Holocaust (Begriff)

Leichenverbrennung durch das Sonderkommando KZ Auschwitz-Birkenau, August 1944

Der Begriff Holocaust stammt vom griechischen Partizip ὁλόκαυστος holókaustos, das „vollständig verbrannt“ bedeutet und seit etwa 2500 Jahren bekannt ist. Das zugehörige Substantiv ὁλοκαύτωμα (holocaútōma) bezeichnete im Altertum eine Brandopferung von Tieren. Die Latinisierung holocaustum ging über verschiedene Bibelübersetzungen zuerst in den französischen (l’holocauste) und englischen (the holocaust) Wortschatz, von da aus auch in andere europäische Sprachen ein.

Seit dem 12. Jahrhundert bezeichnete holocaustum auch Feuertode vieler Menschen als Brandkatastrophen oder Verbrennungen. Ab 1895 bezeichneten englischsprachige Autoren Massaker an den Armeniern als holocaust. Damit wurde der Ausdruck erstmals auch für Massenmorde an einer Ethnie verwendet, die nach 1945 als „Völkermord“ (Genozid) bezeichnet und rechtlich definiert wurden. Seit 1942 wurden zuerst im Vereinigten Königreich auch Massenmorde von Nationalsozialisten an Juden holocaust genannt.

Als der Holocaust (nun auch im Englischen mit bestimmtem Artikel und großem H) wird seit etwa 1960 in den Vereinigten Staaten und seit 1978 auch in der Bundesrepublik Deutschland und vielen weiteren Staaten Europas der Massenmord an etwa sechs Millionen europäischen Juden in der Zeit des Nationalsozialismus bezeichnet. Die Nationalsozialisten bezeichneten diesen als „Endlösung der Judenfrage“ und rechtfertigten ihn mit ihrem zur Staatsideologie erhobenen Rassen-Antisemitismus. Der Judenmord wurde mit staatlichen Mitteln organisiert, systematisch auch mit industriellen Methoden durchgeführt und zielte auf die Ausrottung aller Juden in Europa.

Israelis und Teile der westlichen Öffentlichkeit bezeichnen dieses Ereignis seit 1948 auch als (die) Shoa (hebräisch für „Katastrophe, Untergang, Zerstörung“).

Das Wort Holocaust und sein Bedeutungswandel wurden in der Holocaustforschung und Erinnerungskultur zu einem Diskussionsthema.

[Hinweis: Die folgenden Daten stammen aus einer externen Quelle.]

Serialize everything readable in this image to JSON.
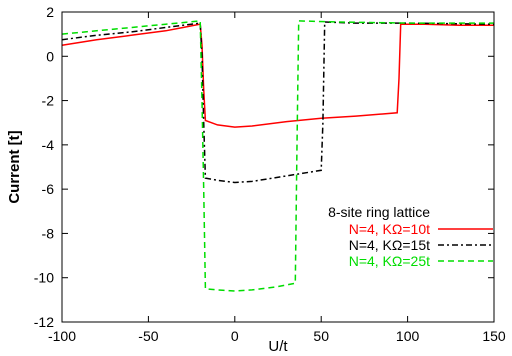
{
  "chart_data": {
    "type": "line",
    "title": "",
    "xlabel": "U/t",
    "ylabel": "Current [t]",
    "xlim": [
      -100,
      150
    ],
    "ylim": [
      -12,
      2
    ],
    "xticks": [
      -100,
      -50,
      0,
      50,
      100,
      150
    ],
    "yticks": [
      -12,
      -10,
      -8,
      -6,
      -4,
      -2,
      0,
      2
    ],
    "grid": false,
    "legend_title": "8-site ring lattice",
    "legend_position": "right",
    "series": [
      {
        "name": "N=4, KΩ=10t",
        "color": "#ff0000",
        "dash": "solid",
        "points": [
          [
            -100,
            0.5
          ],
          [
            -80,
            0.75
          ],
          [
            -60,
            0.95
          ],
          [
            -40,
            1.15
          ],
          [
            -30,
            1.3
          ],
          [
            -20,
            1.45
          ],
          [
            -19,
            0.5
          ],
          [
            -18,
            -1.5
          ],
          [
            -17,
            -2.9
          ],
          [
            -10,
            -3.1
          ],
          [
            0,
            -3.2
          ],
          [
            10,
            -3.15
          ],
          [
            30,
            -2.95
          ],
          [
            50,
            -2.8
          ],
          [
            70,
            -2.7
          ],
          [
            94,
            -2.55
          ],
          [
            95,
            -1.0
          ],
          [
            96,
            1.45
          ],
          [
            110,
            1.45
          ],
          [
            130,
            1.4
          ],
          [
            150,
            1.4
          ]
        ]
      },
      {
        "name": "N=4, KΩ=15t",
        "color": "#000000",
        "dash": "dashdot",
        "points": [
          [
            -100,
            0.75
          ],
          [
            -80,
            0.95
          ],
          [
            -60,
            1.1
          ],
          [
            -40,
            1.3
          ],
          [
            -20,
            1.5
          ],
          [
            -19,
            0.0
          ],
          [
            -18,
            -3.0
          ],
          [
            -17,
            -5.5
          ],
          [
            -10,
            -5.6
          ],
          [
            0,
            -5.7
          ],
          [
            10,
            -5.65
          ],
          [
            30,
            -5.4
          ],
          [
            50,
            -5.15
          ],
          [
            51,
            -3.0
          ],
          [
            52,
            1.55
          ],
          [
            70,
            1.5
          ],
          [
            100,
            1.5
          ],
          [
            150,
            1.45
          ]
        ]
      },
      {
        "name": "N=4, KΩ=25t",
        "color": "#00dd00",
        "dash": "dashed",
        "points": [
          [
            -100,
            1.0
          ],
          [
            -80,
            1.15
          ],
          [
            -60,
            1.3
          ],
          [
            -40,
            1.45
          ],
          [
            -20,
            1.6
          ],
          [
            -19,
            -2.0
          ],
          [
            -18,
            -6.0
          ],
          [
            -17,
            -10.5
          ],
          [
            -10,
            -10.55
          ],
          [
            0,
            -10.6
          ],
          [
            10,
            -10.55
          ],
          [
            25,
            -10.4
          ],
          [
            35,
            -10.25
          ],
          [
            36,
            -4.0
          ],
          [
            37,
            1.6
          ],
          [
            60,
            1.55
          ],
          [
            100,
            1.5
          ],
          [
            150,
            1.5
          ]
        ]
      }
    ]
  }
}
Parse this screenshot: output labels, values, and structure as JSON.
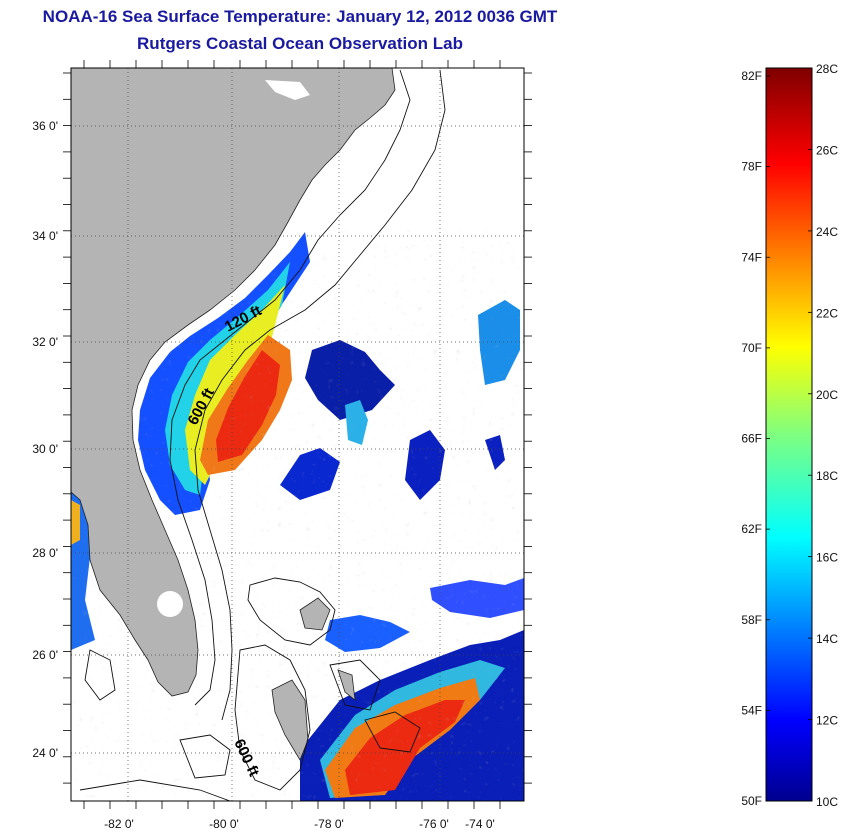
{
  "header": {
    "title": "NOAA-16 Sea Surface Temperature:  January 12, 2012 0036 GMT",
    "subtitle": "Rutgers Coastal Ocean Observation Lab"
  },
  "map": {
    "lon_ticks": [
      "-82 0'",
      "-80 0'",
      "-78 0'",
      "-76 0'",
      "-74 0'"
    ],
    "lat_ticks": [
      "36 0'",
      "34 0'",
      "32 0'",
      "30 0'",
      "28 0'",
      "26 0'",
      "24 0'"
    ],
    "contour_labels": [
      "120 ft",
      "600 ft",
      "600 ft"
    ],
    "land_color": "#b4b4b4",
    "ocean_color": "#ffffff"
  },
  "colorbar": {
    "fahrenheit_labels": [
      "82F",
      "78F",
      "74F",
      "70F",
      "66F",
      "62F",
      "58F",
      "54F",
      "50F"
    ],
    "celsius_labels": [
      "28C",
      "26C",
      "24C",
      "22C",
      "20C",
      "18C",
      "16C",
      "14C",
      "12C",
      "10C"
    ],
    "colormap": "jet"
  }
}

Erörtert wurde, ob es wegen seiner Herkunft als Bezeichnung für die Judenvernichtung geeignet ist und ob es nur diese bezeichnen oder auch andere NS-Massenmorde umfassen sollte.[1] Es wird heute nur selten für die „Gesamtheit der Repressions- und Vernichtungspolitik der Nationalsozialisten gegen alle Opfergruppen“ verwendet.[2] Manche Historiker bezeichnen den NS-Massenmord an den Roma (Porajmos) als Teil des Holocaust oder als „Roma-Holocaust“. Sie erkennen diesen damit als gleichrangig mit der Judenvernichtung an.[3] Demgegenüber wird das Bezeichnen anderer Völkermorde oder Massentötungen als „Holocaust“ oft als Verharmlosung oder Relativierung der Judenvernichtung kritisiert.

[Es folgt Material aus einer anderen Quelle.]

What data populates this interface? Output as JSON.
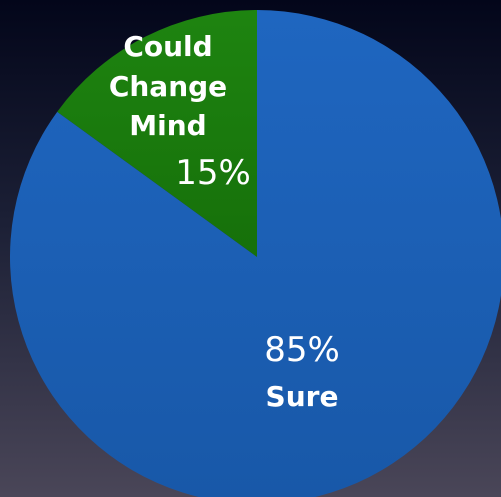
{
  "chart_data": {
    "type": "pie",
    "slices": [
      {
        "label_lines": [
          "Could",
          "Change",
          "Mind"
        ],
        "value": 15,
        "value_label": "15%",
        "color": "#1b7a0e"
      },
      {
        "label_lines": [
          "Sure"
        ],
        "value": 85,
        "value_label": "85%",
        "color": "#1c5fb5"
      }
    ]
  }
}
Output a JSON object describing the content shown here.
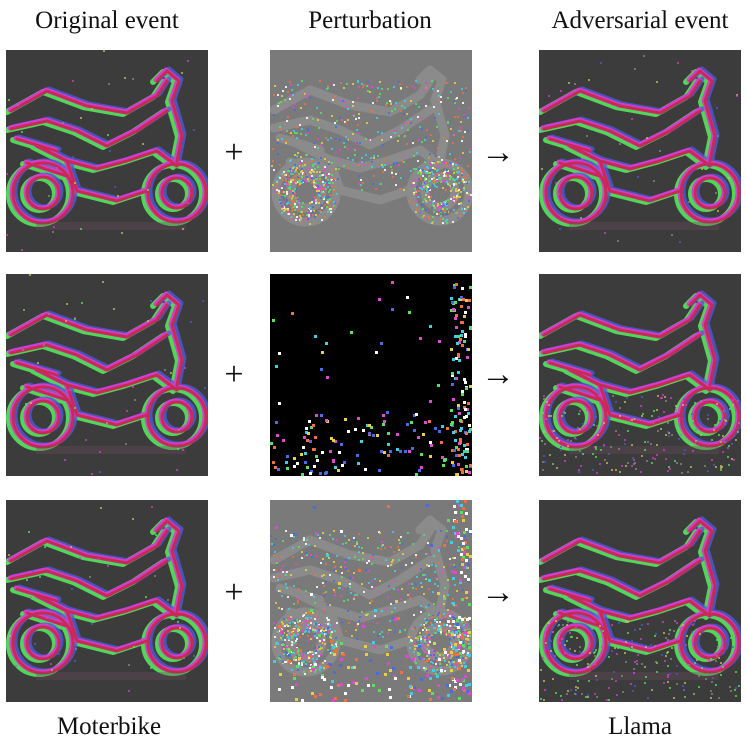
{
  "headers": {
    "original": "Original event",
    "perturbation": "Perturbation",
    "adversarial": "Adversarial event"
  },
  "operators": {
    "plus": "+",
    "arrow": "→"
  },
  "footers": {
    "true_label": "Moterbike",
    "adversarial_label": "Llama"
  },
  "rows": [
    {
      "perturbation_style": "dense-gray"
    },
    {
      "perturbation_style": "sparse-black"
    },
    {
      "perturbation_style": "dense-gray-plus-sparse"
    }
  ],
  "colors": {
    "event_background": "#3c3c3c",
    "perturbation_gray": "#7a7a7a",
    "perturbation_black": "#000000",
    "magenta": "#d83cd0",
    "green": "#54e85a",
    "red": "#c8284a",
    "blue": "#4a5ad8"
  }
}
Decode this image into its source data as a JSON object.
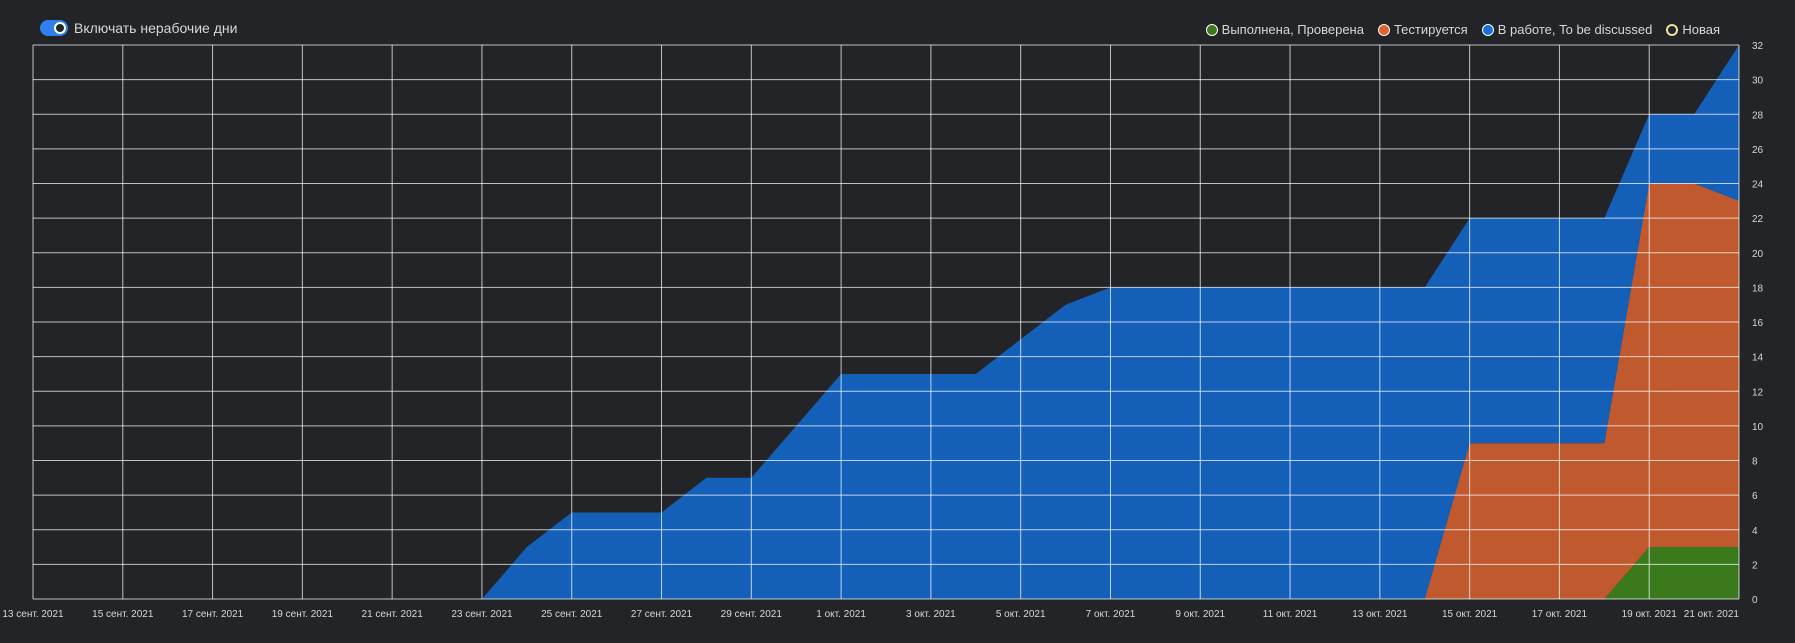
{
  "toggle": {
    "label": "Включать нерабочие дни",
    "on": true
  },
  "legend": [
    {
      "label": "Выполнена, Проверена",
      "color": "#3a7a1c",
      "filled": true,
      "icon": "green-dot-icon"
    },
    {
      "label": "Тестируется",
      "color": "#e0622b",
      "filled": true,
      "icon": "orange-dot-icon"
    },
    {
      "label": "В работе, To be discussed",
      "color": "#1a6fd8",
      "filled": true,
      "icon": "blue-dot-icon"
    },
    {
      "label": "Новая",
      "color": "#f0e09a",
      "filled": false,
      "icon": "yellow-ring-icon"
    }
  ],
  "chart_data": {
    "type": "area",
    "stacked": true,
    "x": [
      "13 сент. 2021",
      "14 сент. 2021",
      "15 сент. 2021",
      "16 сент. 2021",
      "17 сент. 2021",
      "18 сент. 2021",
      "19 сент. 2021",
      "20 сент. 2021",
      "21 сент. 2021",
      "22 сент. 2021",
      "23 сент. 2021",
      "24 сент. 2021",
      "25 сент. 2021",
      "26 сент. 2021",
      "27 сент. 2021",
      "28 сент. 2021",
      "29 сент. 2021",
      "30 сент. 2021",
      "1 окт. 2021",
      "2 окт. 2021",
      "3 окт. 2021",
      "4 окт. 2021",
      "5 окт. 2021",
      "6 окт. 2021",
      "7 окт. 2021",
      "8 окт. 2021",
      "9 окт. 2021",
      "10 окт. 2021",
      "11 окт. 2021",
      "12 окт. 2021",
      "13 окт. 2021",
      "14 окт. 2021",
      "15 окт. 2021",
      "16 окт. 2021",
      "17 окт. 2021",
      "18 окт. 2021",
      "19 окт. 2021",
      "20 окт. 2021",
      "21 окт. 2021"
    ],
    "x_tick_labels": [
      "13 сент. 2021",
      "15 сент. 2021",
      "17 сент. 2021",
      "19 сент. 2021",
      "21 сент. 2021",
      "23 сент. 2021",
      "25 сент. 2021",
      "27 сент. 2021",
      "29 сент. 2021",
      "1 окт. 2021",
      "3 окт. 2021",
      "5 окт. 2021",
      "7 окт. 2021",
      "9 окт. 2021",
      "11 окт. 2021",
      "13 окт. 2021",
      "15 окт. 2021",
      "17 окт. 2021",
      "19 окт. 2021",
      "21 окт. 2021"
    ],
    "series": [
      {
        "name": "Выполнена, Проверена",
        "color": "#3a7a1c",
        "values": [
          0,
          0,
          0,
          0,
          0,
          0,
          0,
          0,
          0,
          0,
          0,
          0,
          0,
          0,
          0,
          0,
          0,
          0,
          0,
          0,
          0,
          0,
          0,
          0,
          0,
          0,
          0,
          0,
          0,
          0,
          0,
          0,
          0,
          0,
          0,
          0,
          3,
          3,
          3
        ]
      },
      {
        "name": "Тестируется",
        "color": "#c05a2e",
        "values": [
          0,
          0,
          0,
          0,
          0,
          0,
          0,
          0,
          0,
          0,
          0,
          0,
          0,
          0,
          0,
          0,
          0,
          0,
          0,
          0,
          0,
          0,
          0,
          0,
          0,
          0,
          0,
          0,
          0,
          0,
          0,
          0,
          9,
          9,
          9,
          9,
          21,
          21,
          20
        ]
      },
      {
        "name": "В работе, To be discussed",
        "color": "#1460b8",
        "values": [
          0,
          0,
          0,
          0,
          0,
          0,
          0,
          0,
          0,
          0,
          0,
          3,
          5,
          5,
          5,
          7,
          7,
          10,
          13,
          13,
          13,
          13,
          15,
          17,
          18,
          18,
          18,
          18,
          18,
          18,
          18,
          18,
          13,
          13,
          13,
          13,
          4,
          4,
          9
        ]
      },
      {
        "name": "Новая",
        "color": "#f0e09a",
        "values": [
          0,
          0,
          0,
          0,
          0,
          0,
          0,
          0,
          0,
          0,
          0,
          0,
          0,
          0,
          0,
          0,
          0,
          0,
          0,
          0,
          0,
          0,
          0,
          0,
          0,
          0,
          0,
          0,
          0,
          0,
          0,
          0,
          0,
          0,
          0,
          0,
          0,
          0,
          0
        ]
      }
    ],
    "ylim": [
      0,
      32
    ],
    "y_ticks": [
      0,
      2,
      4,
      6,
      8,
      10,
      12,
      14,
      16,
      18,
      20,
      22,
      24,
      26,
      28,
      30,
      32
    ],
    "grid": true,
    "legend_position": "top-right"
  }
}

  1. Debatten um Singularität und Opferkonkurrenz. In: Torben Fischer, Matthias N. Lorenz (Hrsg.): Lexikon der 'Vergangenheitsbewältigung' in Deutschland. Debatten- und Diskursgeschichte des Nationalsozialismus nach 1945. Transcript, Bielefeld 2009, ISBN 3-89942-773-4, S. 318f.
  2. Sascha Feuchert: Holocaust-Literatur. Auschwitz: Für die Sekundarstufe 1. Reclam, Ditzingen 2000, ISBN 3-15-015047-7, S. 15.
  3. Dieter Pohl: Verfolgung und Massenmord in der NS-Zeit 1933–1945. Darmstadt 2003, ISBN 3-534-15158-5, S. 64 und 111; David M. Crowe: The Roma Holocaust. In: F. C. DeCoste, Bernard Schwartz (Hrsg.): The Holocaust’s Ghost: Writings on Art, Politics, Law and Education. University of Alberta Press, Edmonton 2000, ISBN 0-88864-337-3, S. 179–202.